If you have a small air variable, say 40pF, you can make a simple loop with nice nulls.
1/4 inch soft copper tubing from the hardware store, 18" diameter loop, should have an inductance of about 1.25uH. Doing the math on that, you will need about 27pF of capacitance for 27.2MHz, so a 10-40pF air variable would be perfect. Connect it to the loop ends and mount it on a PVC pipe. Add a coupling loop with a diameter of 1/5 the main loop (3.25 inches) and mount it near the main loop, but not touching it. I use the side of the loop opposite the capacitor for the coupling loop. Nulls are perpendicular to the loop plane. Connect to the HT and tune for the most noise then take 2 or 3 bearings from different locations. X marks the spot. Use the nulls to locate far away.
If you are interested in doing this, I will take a picture of the one I made when I get home from work. For added accuracy, you can transmit a test signal from a sig gen and practice locating that first.

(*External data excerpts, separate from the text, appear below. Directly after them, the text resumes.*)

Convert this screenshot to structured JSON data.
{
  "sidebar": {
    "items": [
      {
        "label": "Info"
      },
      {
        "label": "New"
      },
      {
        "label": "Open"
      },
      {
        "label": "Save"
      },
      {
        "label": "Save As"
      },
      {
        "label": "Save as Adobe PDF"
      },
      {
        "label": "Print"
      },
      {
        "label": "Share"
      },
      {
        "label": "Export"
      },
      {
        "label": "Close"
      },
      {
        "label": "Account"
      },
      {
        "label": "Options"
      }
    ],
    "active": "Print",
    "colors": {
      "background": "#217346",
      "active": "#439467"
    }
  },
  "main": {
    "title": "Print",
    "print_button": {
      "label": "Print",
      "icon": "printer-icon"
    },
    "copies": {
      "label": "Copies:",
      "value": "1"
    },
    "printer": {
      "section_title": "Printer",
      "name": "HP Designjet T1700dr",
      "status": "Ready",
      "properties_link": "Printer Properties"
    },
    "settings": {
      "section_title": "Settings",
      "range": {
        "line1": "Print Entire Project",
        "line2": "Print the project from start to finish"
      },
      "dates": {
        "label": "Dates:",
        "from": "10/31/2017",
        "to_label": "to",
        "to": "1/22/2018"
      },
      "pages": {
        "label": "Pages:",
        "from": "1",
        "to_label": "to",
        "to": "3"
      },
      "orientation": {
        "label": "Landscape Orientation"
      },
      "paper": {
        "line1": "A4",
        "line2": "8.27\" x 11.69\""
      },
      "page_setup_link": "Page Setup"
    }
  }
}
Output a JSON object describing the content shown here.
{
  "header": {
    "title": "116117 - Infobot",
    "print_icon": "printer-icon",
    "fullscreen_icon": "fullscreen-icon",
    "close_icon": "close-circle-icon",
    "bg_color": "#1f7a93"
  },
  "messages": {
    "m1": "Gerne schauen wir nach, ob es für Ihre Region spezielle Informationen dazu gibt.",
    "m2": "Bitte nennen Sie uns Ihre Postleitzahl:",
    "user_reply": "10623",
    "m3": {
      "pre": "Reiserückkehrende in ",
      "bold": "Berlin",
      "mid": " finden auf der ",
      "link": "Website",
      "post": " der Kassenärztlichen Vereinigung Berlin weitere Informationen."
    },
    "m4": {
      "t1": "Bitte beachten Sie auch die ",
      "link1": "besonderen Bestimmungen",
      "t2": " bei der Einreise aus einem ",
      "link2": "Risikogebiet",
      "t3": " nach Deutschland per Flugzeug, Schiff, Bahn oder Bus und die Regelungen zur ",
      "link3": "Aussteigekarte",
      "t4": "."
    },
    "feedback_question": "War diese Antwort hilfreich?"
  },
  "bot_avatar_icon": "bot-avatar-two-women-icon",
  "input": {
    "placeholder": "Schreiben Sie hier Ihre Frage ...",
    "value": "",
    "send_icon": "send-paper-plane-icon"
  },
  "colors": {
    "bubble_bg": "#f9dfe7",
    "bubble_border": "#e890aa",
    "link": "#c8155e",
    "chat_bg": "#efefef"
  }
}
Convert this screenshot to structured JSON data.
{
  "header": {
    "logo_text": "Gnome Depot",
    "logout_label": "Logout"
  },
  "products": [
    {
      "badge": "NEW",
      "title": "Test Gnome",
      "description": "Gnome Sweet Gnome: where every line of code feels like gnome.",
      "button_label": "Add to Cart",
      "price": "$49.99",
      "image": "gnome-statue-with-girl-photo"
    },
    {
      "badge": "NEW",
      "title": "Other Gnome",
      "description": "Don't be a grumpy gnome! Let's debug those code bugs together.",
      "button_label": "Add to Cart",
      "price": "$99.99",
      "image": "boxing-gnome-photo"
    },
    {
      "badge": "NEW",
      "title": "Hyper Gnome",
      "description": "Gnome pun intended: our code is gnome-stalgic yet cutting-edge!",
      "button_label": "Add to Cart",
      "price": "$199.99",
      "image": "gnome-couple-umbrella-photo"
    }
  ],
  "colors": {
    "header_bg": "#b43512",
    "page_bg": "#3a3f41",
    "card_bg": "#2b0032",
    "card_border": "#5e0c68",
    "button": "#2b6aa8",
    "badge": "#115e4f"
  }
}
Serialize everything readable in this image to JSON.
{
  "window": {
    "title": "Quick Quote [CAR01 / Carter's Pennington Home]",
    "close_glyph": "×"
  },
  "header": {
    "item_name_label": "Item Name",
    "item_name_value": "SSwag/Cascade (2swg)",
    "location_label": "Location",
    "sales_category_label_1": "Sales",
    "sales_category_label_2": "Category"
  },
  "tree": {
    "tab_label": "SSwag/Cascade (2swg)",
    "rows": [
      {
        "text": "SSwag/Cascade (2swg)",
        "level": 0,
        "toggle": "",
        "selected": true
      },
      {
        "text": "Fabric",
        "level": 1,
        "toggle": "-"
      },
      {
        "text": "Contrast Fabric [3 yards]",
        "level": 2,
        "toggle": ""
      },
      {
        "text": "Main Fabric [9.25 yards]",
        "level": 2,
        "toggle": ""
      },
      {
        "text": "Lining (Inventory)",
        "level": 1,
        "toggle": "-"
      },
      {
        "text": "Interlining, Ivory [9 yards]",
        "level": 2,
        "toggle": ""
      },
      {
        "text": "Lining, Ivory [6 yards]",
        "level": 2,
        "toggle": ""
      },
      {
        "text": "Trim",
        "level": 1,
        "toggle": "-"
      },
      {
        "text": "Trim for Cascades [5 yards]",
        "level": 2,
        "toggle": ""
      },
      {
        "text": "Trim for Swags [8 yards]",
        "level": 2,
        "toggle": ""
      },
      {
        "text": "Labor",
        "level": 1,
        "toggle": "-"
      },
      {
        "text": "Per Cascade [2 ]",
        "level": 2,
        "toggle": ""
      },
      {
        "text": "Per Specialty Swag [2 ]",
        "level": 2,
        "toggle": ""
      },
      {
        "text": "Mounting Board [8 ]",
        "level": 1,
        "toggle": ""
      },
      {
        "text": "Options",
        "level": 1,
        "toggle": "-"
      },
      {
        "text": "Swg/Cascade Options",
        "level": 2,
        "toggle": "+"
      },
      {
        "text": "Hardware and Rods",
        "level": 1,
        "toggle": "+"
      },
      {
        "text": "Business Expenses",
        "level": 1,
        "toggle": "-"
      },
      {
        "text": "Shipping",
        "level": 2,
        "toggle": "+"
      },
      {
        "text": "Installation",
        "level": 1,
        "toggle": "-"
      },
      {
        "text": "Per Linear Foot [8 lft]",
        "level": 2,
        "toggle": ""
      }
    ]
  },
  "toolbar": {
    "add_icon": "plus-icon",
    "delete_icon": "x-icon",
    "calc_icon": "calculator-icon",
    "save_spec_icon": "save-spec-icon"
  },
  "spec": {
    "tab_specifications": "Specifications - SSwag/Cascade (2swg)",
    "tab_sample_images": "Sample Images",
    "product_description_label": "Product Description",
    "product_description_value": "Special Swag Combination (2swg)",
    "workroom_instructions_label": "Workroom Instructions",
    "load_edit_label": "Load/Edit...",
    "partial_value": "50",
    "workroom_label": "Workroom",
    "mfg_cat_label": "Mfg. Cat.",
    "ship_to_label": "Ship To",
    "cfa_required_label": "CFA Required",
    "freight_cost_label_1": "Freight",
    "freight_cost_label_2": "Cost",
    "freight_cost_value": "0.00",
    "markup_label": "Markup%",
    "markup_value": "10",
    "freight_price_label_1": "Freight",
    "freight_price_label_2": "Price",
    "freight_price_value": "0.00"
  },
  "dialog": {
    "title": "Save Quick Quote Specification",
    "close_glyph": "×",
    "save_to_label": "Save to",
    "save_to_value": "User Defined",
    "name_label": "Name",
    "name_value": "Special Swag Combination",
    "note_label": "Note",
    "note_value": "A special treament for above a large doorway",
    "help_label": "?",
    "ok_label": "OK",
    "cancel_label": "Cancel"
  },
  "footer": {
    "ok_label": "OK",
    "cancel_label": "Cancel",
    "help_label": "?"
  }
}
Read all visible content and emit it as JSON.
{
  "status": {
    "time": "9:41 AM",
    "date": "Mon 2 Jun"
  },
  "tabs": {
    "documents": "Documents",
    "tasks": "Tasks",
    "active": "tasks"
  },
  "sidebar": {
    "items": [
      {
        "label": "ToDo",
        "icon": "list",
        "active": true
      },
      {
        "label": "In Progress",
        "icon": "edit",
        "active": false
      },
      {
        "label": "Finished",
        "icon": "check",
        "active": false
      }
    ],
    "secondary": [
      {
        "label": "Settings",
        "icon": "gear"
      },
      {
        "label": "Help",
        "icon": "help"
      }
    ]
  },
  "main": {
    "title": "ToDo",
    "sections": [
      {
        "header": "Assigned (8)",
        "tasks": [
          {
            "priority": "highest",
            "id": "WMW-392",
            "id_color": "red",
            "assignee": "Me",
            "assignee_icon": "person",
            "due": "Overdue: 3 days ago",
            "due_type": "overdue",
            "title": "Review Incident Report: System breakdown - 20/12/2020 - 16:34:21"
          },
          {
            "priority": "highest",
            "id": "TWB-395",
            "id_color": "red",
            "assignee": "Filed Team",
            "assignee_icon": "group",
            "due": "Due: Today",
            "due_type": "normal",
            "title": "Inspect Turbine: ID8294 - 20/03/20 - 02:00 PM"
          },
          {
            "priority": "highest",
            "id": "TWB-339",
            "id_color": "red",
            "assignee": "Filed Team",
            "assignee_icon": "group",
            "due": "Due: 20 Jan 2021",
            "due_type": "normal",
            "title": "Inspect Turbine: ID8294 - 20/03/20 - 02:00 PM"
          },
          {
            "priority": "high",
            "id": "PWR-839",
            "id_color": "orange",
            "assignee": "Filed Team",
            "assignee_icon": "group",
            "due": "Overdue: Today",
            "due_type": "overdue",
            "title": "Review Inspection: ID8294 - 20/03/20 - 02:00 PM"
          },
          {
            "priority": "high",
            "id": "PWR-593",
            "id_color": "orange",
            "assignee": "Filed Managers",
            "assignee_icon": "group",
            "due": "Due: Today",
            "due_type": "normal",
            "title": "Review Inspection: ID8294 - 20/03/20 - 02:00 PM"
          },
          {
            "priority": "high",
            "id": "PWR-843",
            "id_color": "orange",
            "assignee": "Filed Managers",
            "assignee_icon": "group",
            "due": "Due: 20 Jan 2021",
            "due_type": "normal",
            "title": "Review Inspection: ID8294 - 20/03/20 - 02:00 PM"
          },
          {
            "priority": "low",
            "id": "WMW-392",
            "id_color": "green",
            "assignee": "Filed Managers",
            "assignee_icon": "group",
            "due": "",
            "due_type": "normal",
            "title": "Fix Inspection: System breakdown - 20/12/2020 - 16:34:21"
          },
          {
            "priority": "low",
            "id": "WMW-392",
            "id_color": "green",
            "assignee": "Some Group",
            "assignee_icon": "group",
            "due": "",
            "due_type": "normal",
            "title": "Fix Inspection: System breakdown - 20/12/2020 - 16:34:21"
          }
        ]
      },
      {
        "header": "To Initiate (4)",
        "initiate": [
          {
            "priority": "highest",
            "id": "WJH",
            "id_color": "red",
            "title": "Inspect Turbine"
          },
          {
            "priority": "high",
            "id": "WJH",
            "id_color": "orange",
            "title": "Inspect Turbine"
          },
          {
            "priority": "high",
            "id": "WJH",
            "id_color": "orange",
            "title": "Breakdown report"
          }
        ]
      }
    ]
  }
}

Edit: when you get close, put a H-field probe (made from coax with a 1" loop) on the HT and start checking things for the offending noise. You basically take a piece of coax, strip the end, connect the center to the braid, then connect that shorted coax end to the shield a little further back making a 1" loop. Last step is to carefully split the shield in the middle of the loop without cutting the center conductor. It must have a split to let the magnetic field in. The shield will stop E-field signals and you will have to be right on the offending source to detect it. I trace wires through walls this way (with an oscillator driving the outlet neutral to ground - the connection between them in the panel provides a current path to produce the magnetic field needed to trace the wire), just remember the H-field loop has a null too, so the wire you are checking for noise needs to be along the loop plane, not perpendicular to it.